Rano jak przyszedłem :shock: gościa nie było. Mój samochód nie ruszony. Musiał wejść przez bagażnik - miał hatchbacka :szeroki_usmiech
a ja wczoraj widziałem cepa sprinterem, niby boczna, ale jednak uczęszczana dróżka. Stał z na jezdni i miał otwarte drzwi kierowcy w najlepsze i coś tam grzebał. jak przejeżdzałem, trochę przymknął, z wielką łaską, inaczej bym się nie zmieści. Wracam po godzinie, a ten koleś w najlepsze stoi dalej....i znowu problem żeby przejechać. Z tymże, teraz gościa nie widać, jakoś ominąłem.
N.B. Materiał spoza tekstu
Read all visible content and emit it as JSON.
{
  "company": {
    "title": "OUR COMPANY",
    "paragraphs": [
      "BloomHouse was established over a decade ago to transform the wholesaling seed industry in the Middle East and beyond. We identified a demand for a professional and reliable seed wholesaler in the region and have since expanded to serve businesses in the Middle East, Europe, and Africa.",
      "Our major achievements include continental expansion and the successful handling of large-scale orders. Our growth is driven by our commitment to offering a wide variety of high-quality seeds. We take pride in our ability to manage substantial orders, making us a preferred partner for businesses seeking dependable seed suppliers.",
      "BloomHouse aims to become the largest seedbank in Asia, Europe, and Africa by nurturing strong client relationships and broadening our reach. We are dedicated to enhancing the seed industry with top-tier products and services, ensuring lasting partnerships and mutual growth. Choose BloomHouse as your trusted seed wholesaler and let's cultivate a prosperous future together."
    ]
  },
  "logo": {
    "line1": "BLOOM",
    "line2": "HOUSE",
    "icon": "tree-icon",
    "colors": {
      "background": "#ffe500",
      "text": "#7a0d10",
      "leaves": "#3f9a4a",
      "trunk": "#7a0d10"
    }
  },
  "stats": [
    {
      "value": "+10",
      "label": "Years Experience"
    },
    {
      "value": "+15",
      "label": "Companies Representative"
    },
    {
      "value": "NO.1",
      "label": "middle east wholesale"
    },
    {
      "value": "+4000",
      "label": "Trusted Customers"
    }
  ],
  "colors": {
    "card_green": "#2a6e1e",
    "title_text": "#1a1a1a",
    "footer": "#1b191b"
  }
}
Ale kurde jakbym miał tira, to chyba bym przejechał rozpędem i się nie przejmował że drzwi wylecą w kosmos. Ten MB nie wyglądał na zepsutego, tylko poprostu koleś chyba auto wietrzył...dramat :x
dziś wku...ł mnie gnój ,w toyocie (yaris chyba) z rejestracją KNS coś tam coś tam,który wyprzedził mnie na zakrecie na podwójnej ciągłej,wjebał sie miedzy mnie a passka jadącego przedamną,zmusił mnie do hamowanie i jeszcze pokazał fackulca.pogoniłem chu.a wyprzedziłem,stanąłem ,ale niepotrzebnie na poboczu bo gnój spierdolił z piskiem opon i pewnie z mokrymi gaciami,jedyna satysfakcja to to,że jechał z jakąś lasencją ,dla której chciał być bohaterem /kapitanem piratów drogowych a sperdalał w osranych gaciach.nie goniłem już dziada bo matka panikowała obok ,a i Pan Policjant pojawił się na horyzoncie.Wlepiał komuś mandat,ale jak zobaczył tą gnającą toyotkę to sięgnął po suszarkę ,ale niestety nie zdążył ustrzelić gnoja,a szkoda ,bo wtedy bym staną i mu jebnął(gnojowi oczywiście nie Panu Policjantowi).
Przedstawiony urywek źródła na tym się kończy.